Isaac Julien at Metro Pictures Gallery
Based on the life of Frederick Douglass, the most photographed American man of the 19th century, British filmmaker Isaac Julien’s new ten-screen installation ‘Lessons of the Hour’ brings Douglass’ remarkable life and oratory talents into focus at Metro Pictures Gallery. Here, actors play the role of Douglass and his wife traveling by rail, echoing and contrasting his escape via train as a young man to freedom in New York. (On view in Chelsea through April 13th).
Jennifer Steinkamp at Lehmann Maupin Gallery
A field of fruit appears perfect until it begins to move and collide, revealing soft surfaces that bespeak rot below a flawless exterior. Titled Impeach I, this animation by Jennifer Steinkamp began life as an LA billboard and now exists as a selection of constantly moving, morphing and reforming fruit. (On view at Lehmann Maupin Gallery’s 22nd Street Chelsea location through April 13th).
Carlos Vega at Jack Shainman Gallery
From persecuted religious figures to the first recorded female sculptor in Spain, Spanish artist Carlos Vega’s portrait paintings bring to light histories of remarkable women who refused traditional gender roles. Here, Vega switches from mortals to marvel at the divine with an image of Lakshmi, Hindu goddess of wealth, fortune, prosperity. (On view at Jack Shainman Gallery in Chelsea through March 30th).

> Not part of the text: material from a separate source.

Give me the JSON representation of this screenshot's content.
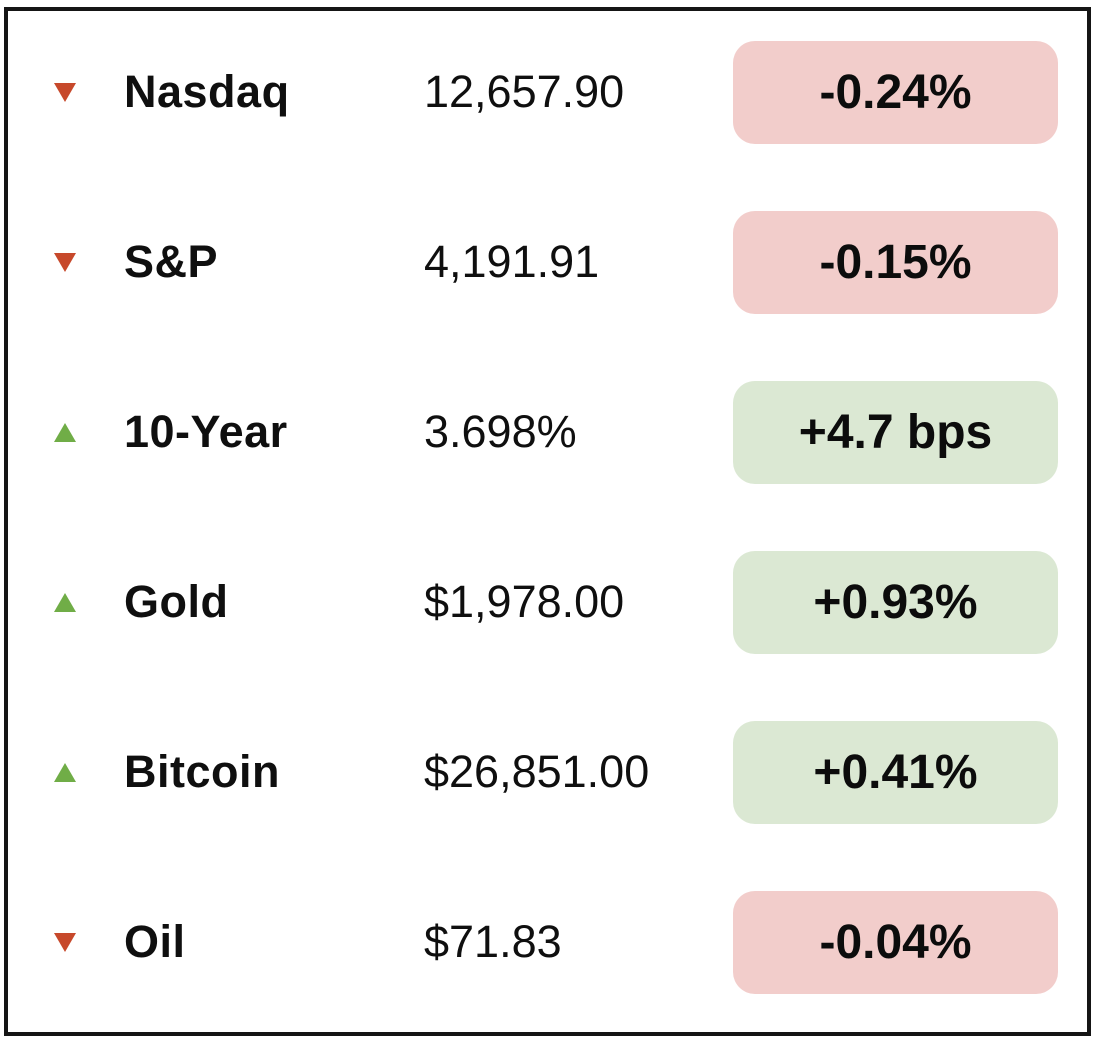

David Weiss at Matthew Marks Gallery
Before late Swiss artist David Weiss joined forces with Peter Fischli to become the charmingly eccentric duo Fischli and Weiss, he traveled widely, drawing as he went. Also inspired by underground comics, Weiss produced drawings like this tongue-in-cheek take on Giacometti’s famously reduced figure, currently on view at Matthew Marks Gallery’s 24th Street location. (On view through April 6th).